Under the deal, Leakey would come into government with a new team from the private sector to combat inefficiency and corruption and help restore foreign aid. By March 2001, he found he was of no use inside the Moi government, where corruption and cartels reigned.

But while Leakey was in the ‘dream team’ he never forgot the small battles. In a letter dated March 14, 2000 and later filed in court, Leakey apparently wrote to Dr George Abungu, the National Museums director-general, accusing Dr Pickford of “collecting fossils” and asking Dr Abungu to “urgently get assistance from the Director of CID and that you send an officer plus someone from [the National Museums] to intercept Pickford”.

“His possessions should be thoroughly searched, and any fossils should be confiscated. (After that) a search should also be made of his premises in Nairobi.”

What we know is that Dr Pickford’s permit was cancelled, and he was arrested. The big question of who controls archaeological and paleontological research in Kenya would linger for some time as Leakey always sought to have his way, and say, even after he had left the museums.

Leakey, like his father Louis, was always frightened by scientists who doubted his scientific claims. His father had faced some embarrassing moments when he was once outed by Prof Percy Boswell of Imperial College after claiming that some Olduvai Gorge findings were of great age – and it turned out that they were only 15,000 years old.

“Dr Louis Leakey was a charger, a young bull, so full of surging belief in himself and the validity of his soaring ideas that he shook off these warnings as he would a gnat,” wrote Donald Johnson in the book Lucy.

Dr Louis Leakey had asked Prof Boswell, a geologist, to go to the field and see the evidence. After he returned to Europe and as Dr Johnson wrote, “Boswell demolished (Leakey) in a devastating paper published in Nature. These catastrophes haunted Leakey for years. He would have put them behind him more quickly if he had been willing to admit error.
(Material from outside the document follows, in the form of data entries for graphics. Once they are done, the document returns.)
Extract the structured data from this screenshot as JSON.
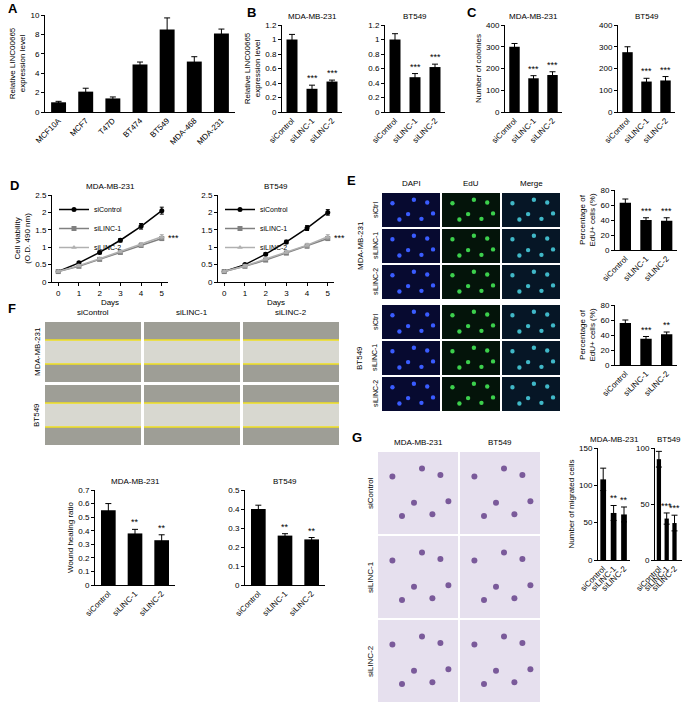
{
  "chart_data": [
    {
      "panel": "A",
      "type": "bar",
      "categories": [
        "MCF10A",
        "MCF7",
        "T47D",
        "BT474",
        "BT549",
        "MDA-468",
        "MDA-231"
      ],
      "values": [
        1,
        2.1,
        1.4,
        4.9,
        8.5,
        5.2,
        8.1
      ],
      "errors": [
        0.1,
        0.35,
        0.15,
        0.25,
        1.2,
        0.5,
        0.45
      ],
      "color": "#000000",
      "ylabel": "Relative LINC00665\nexpression level",
      "ylim": [
        0,
        10
      ],
      "yticks": [
        0,
        2,
        4,
        6,
        8,
        10
      ]
    },
    {
      "panel": "B",
      "type": "bar",
      "title": "MDA-MB-231",
      "categories": [
        "siControl",
        "siLINC-1",
        "siLINC-2"
      ],
      "values": [
        1,
        0.32,
        0.42
      ],
      "errors": [
        0.07,
        0.05,
        0.02
      ],
      "annotations": [
        null,
        "***",
        "***"
      ],
      "color": "#000000",
      "ylabel": "Relative LINC00665\nexpression level",
      "ylim": [
        0,
        1.2
      ],
      "yticks": [
        0,
        0.2,
        0.4,
        0.6,
        0.8,
        1,
        1.2
      ]
    },
    {
      "type": "bar",
      "title": "BT549",
      "categories": [
        "siControl",
        "siLINC-1",
        "siLINC-2"
      ],
      "values": [
        1,
        0.48,
        0.62
      ],
      "errors": [
        0.08,
        0.05,
        0.04
      ],
      "annotations": [
        null,
        "***",
        "***"
      ],
      "color": "#000000",
      "ylim": [
        0,
        1.2
      ],
      "yticks": [
        0,
        0.2,
        0.4,
        0.6,
        0.8,
        1,
        1.2
      ]
    },
    {
      "panel": "C",
      "type": "bar",
      "title": "MDA-MB-231",
      "categories": [
        "siControl",
        "siLINC-1",
        "siLINC-2"
      ],
      "values": [
        300,
        155,
        170
      ],
      "errors": [
        15,
        12,
        15
      ],
      "annotations": [
        null,
        "***",
        "***"
      ],
      "color": "#000000",
      "ylabel": "Number of colonies",
      "ylim": [
        0,
        400
      ],
      "yticks": [
        0,
        100,
        200,
        300,
        400
      ]
    },
    {
      "type": "bar",
      "title": "BT549",
      "categories": [
        "siControl",
        "siLINC-1",
        "siLINC-2"
      ],
      "values": [
        275,
        140,
        145
      ],
      "errors": [
        25,
        15,
        18
      ],
      "annotations": [
        null,
        "***",
        "***"
      ],
      "color": "#000000",
      "ylim": [
        0,
        400
      ],
      "yticks": [
        0,
        100,
        200,
        300,
        400
      ]
    },
    {
      "panel": "D",
      "type": "line",
      "title": "MDA-MB-231",
      "x": [
        0,
        1,
        2,
        3,
        4,
        5
      ],
      "xlabel": "Days",
      "ylabel": "Cell viability\n(O.D. 490 nm)",
      "xlim": [
        -0.3,
        5.3
      ],
      "xticks": [
        0,
        1,
        2,
        3,
        4,
        5
      ],
      "ylim": [
        0,
        2.5
      ],
      "yticks": [
        0,
        0.5,
        1,
        1.5,
        2,
        2.5
      ],
      "legend": "top-left",
      "annotations": [
        "***"
      ],
      "series": [
        {
          "name": "siControl",
          "color": "#000000",
          "marker": "circle",
          "values": [
            0.3,
            0.55,
            0.85,
            1.2,
            1.6,
            2.05
          ],
          "errors": [
            0.02,
            0.03,
            0.04,
            0.05,
            0.08,
            0.1
          ]
        },
        {
          "name": "siLINC-1",
          "color": "#808080",
          "marker": "square",
          "values": [
            0.3,
            0.45,
            0.65,
            0.85,
            1.05,
            1.25
          ],
          "errors": [
            0.02,
            0.03,
            0.03,
            0.04,
            0.05,
            0.06
          ]
        },
        {
          "name": "siLINC-2",
          "color": "#b0b0b0",
          "marker": "triangle-up",
          "values": [
            0.3,
            0.47,
            0.67,
            0.88,
            1.08,
            1.3
          ],
          "errors": [
            0.02,
            0.03,
            0.03,
            0.04,
            0.05,
            0.06
          ]
        }
      ]
    },
    {
      "type": "line",
      "title": "BT549",
      "x": [
        0,
        1,
        2,
        3,
        4,
        5
      ],
      "xlabel": "Days",
      "xlim": [
        -0.3,
        5.3
      ],
      "xticks": [
        0,
        1,
        2,
        3,
        4,
        5
      ],
      "ylim": [
        0,
        2.5
      ],
      "yticks": [
        0,
        0.5,
        1,
        1.5,
        2,
        2.5
      ],
      "legend": "top-left",
      "annotations": [
        "***"
      ],
      "series": [
        {
          "name": "siControl",
          "color": "#000000",
          "marker": "circle",
          "values": [
            0.3,
            0.5,
            0.8,
            1.15,
            1.55,
            2.0
          ],
          "errors": [
            0.02,
            0.03,
            0.04,
            0.05,
            0.07,
            0.08
          ]
        },
        {
          "name": "siLINC-1",
          "color": "#808080",
          "marker": "square",
          "values": [
            0.3,
            0.45,
            0.63,
            0.83,
            1.03,
            1.25
          ],
          "errors": [
            0.02,
            0.03,
            0.03,
            0.04,
            0.05,
            0.06
          ]
        },
        {
          "name": "siLINC-2",
          "color": "#b0b0b0",
          "marker": "triangle-up",
          "values": [
            0.3,
            0.46,
            0.66,
            0.86,
            1.06,
            1.3
          ],
          "errors": [
            0.02,
            0.03,
            0.03,
            0.04,
            0.05,
            0.06
          ]
        }
      ]
    },
    {
      "type": "bar",
      "categories": [
        "siControl",
        "siLINC-1",
        "siLINC-2"
      ],
      "values": [
        63,
        40,
        39
      ],
      "errors": [
        5,
        3,
        4
      ],
      "annotations": [
        null,
        "***",
        "***"
      ],
      "color": "#000000",
      "ylabel": "Percentage of\nEdU+ cells (%)",
      "ylim": [
        0,
        80
      ],
      "yticks": [
        0,
        20,
        40,
        60,
        80
      ]
    },
    {
      "type": "bar",
      "categories": [
        "siControl",
        "siLINC-1",
        "siLINC-2"
      ],
      "values": [
        56,
        35,
        41
      ],
      "errors": [
        4,
        3,
        3
      ],
      "annotations": [
        null,
        "***",
        "**"
      ],
      "color": "#000000",
      "ylabel": "Percentage of\nEdU+ cells (%)",
      "ylim": [
        0,
        80
      ],
      "yticks": [
        0,
        20,
        40,
        60,
        80
      ]
    },
    {
      "type": "bar",
      "title": "MDA-MB-231",
      "categories": [
        "siControl",
        "siLINC-1",
        "siLINC-2"
      ],
      "values": [
        0.55,
        0.38,
        0.33
      ],
      "errors": [
        0.05,
        0.03,
        0.04
      ],
      "annotations": [
        null,
        "**",
        "**"
      ],
      "color": "#000000",
      "ylabel": "Wound healing ratio",
      "ylim": [
        0,
        0.7
      ],
      "yticks": [
        0,
        0.1,
        0.2,
        0.3,
        0.4,
        0.5,
        0.6,
        0.7
      ]
    },
    {
      "type": "bar",
      "title": "BT549",
      "categories": [
        "siControl",
        "siLINC-1",
        "siLINC-2"
      ],
      "values": [
        0.4,
        0.26,
        0.24
      ],
      "errors": [
        0.02,
        0.01,
        0.01
      ],
      "annotations": [
        null,
        "**",
        "**"
      ],
      "color": "#000000",
      "ylim": [
        0,
        0.5
      ],
      "yticks": [
        0,
        0.1,
        0.2,
        0.3,
        0.4,
        0.5
      ]
    },
    {
      "type": "bar",
      "title": "MDA-MB-231",
      "categories": [
        "siControl",
        "siLINC-1",
        "siLINC-2"
      ],
      "values": [
        108,
        63,
        61
      ],
      "errors": [
        15,
        10,
        10
      ],
      "annotations": [
        null,
        "**",
        "**"
      ],
      "color": "#000000",
      "ylabel": "Number of migrated cells",
      "ylim": [
        0,
        150
      ],
      "yticks": [
        0,
        50,
        100,
        150
      ]
    },
    {
      "type": "bar",
      "title": "BT549",
      "categories": [
        "siControl",
        "siLINC-1",
        "siLINC-2"
      ],
      "values": [
        90,
        37,
        33
      ],
      "errors": [
        7,
        5,
        7
      ],
      "annotations": [
        null,
        "***",
        "***"
      ],
      "color": "#000000",
      "ylim": [
        0,
        100
      ],
      "yticks": [
        0,
        50,
        100
      ]
    }
  ],
  "image_panels": [
    {
      "panel": "E",
      "column_labels": [
        "DAPI",
        "EdU",
        "Merge"
      ],
      "groups": [
        {
          "name": "MDA-MB-231",
          "rows": [
            "siCtrl",
            "siLINC-1",
            "siLINC-2"
          ]
        },
        {
          "name": "BT549",
          "rows": [
            "siCtrl",
            "siLINC-1",
            "siLINC-2"
          ]
        }
      ]
    },
    {
      "panel": "F",
      "column_labels": [
        "siControl",
        "siLINC-1",
        "siLINC-2"
      ],
      "row_labels": [
        "MDA-MB-231",
        "BT549"
      ]
    },
    {
      "panel": "G",
      "column_labels": [
        "MDA-MB-231",
        "BT549"
      ],
      "row_labels": [
        "siControl",
        "siLINC-1",
        "siLINC-2"
      ]
    }
  ]
}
But he was stubbornness incarnate.”

 Homo sapiens

It was the same predicament that faced Dr Richard Leakey. Made famous after discovering KNM-1470, one of the first claims on this fossil was that it was of the Australopithecine (flat face) family. But when science started to doubt its age and its lineage as the proper evolutionary line to Homo sapiens, Dr Leakey continued to defend his position even when scientific evidence was against him.
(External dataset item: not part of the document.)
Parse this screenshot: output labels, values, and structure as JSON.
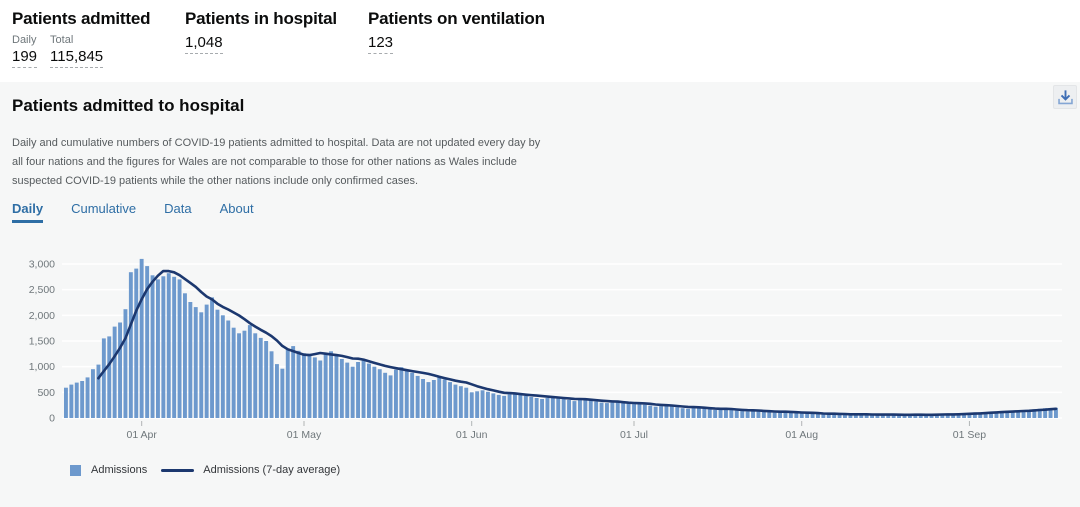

He had little space but to find some older fossils of the 1470 types rather than review his human-origin thinking. He fought, when he could, those who discounted him. Today, it is accepted that this was a different species than what Leakey thought and that there were four such species that lived in the Turkana basin between 2.5 million and 1.5 million years ago.
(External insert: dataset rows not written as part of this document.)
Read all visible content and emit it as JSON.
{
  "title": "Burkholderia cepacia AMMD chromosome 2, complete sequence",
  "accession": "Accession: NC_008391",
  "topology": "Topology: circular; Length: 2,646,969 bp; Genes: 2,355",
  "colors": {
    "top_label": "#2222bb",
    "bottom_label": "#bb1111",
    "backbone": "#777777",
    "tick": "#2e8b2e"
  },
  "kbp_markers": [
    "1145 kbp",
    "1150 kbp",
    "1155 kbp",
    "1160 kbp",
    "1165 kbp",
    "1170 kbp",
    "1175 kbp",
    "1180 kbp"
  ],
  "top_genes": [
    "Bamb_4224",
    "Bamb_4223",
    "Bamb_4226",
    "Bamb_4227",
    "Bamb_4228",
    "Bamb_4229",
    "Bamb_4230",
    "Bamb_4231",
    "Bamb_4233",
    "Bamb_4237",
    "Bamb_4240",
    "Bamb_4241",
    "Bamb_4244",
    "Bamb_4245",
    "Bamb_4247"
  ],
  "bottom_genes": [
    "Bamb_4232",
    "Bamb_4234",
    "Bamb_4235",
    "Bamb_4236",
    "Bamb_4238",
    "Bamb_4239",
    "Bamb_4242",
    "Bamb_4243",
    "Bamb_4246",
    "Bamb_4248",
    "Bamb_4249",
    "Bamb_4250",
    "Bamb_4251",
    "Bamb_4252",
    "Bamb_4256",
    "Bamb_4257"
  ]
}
While Leakey was passionate about fossils, he was more passionate about wildlife conversation. He genuinely worried about the fate of elephants and rhinos – the increased poaching and the reluctance by insiders in the government to do something.

His thinking was that the ban on hunting never stopped the practice, and that what Kenya needed was a regulatory policy. “Think of a policy to regulate it, so that we can make it sustainable…because an illegal crop, an illegal market is unsustainable in the long term, whatever it is,” he once told a seminar at the Strathmore Business School.

After he left the civil service, Dr Leakey joined Stony Brook University as professor of anthropology. He also set up the Turkana Basin Institute, which was to continue research in Kenya.

Some of his famous books are The Sixth Extinction and The Origin of Humankind.

Dr Leakey’s career, like that of his father, spanned politics and anthropology. But unlike his great grandfather Canon Leakey, he was an atheist.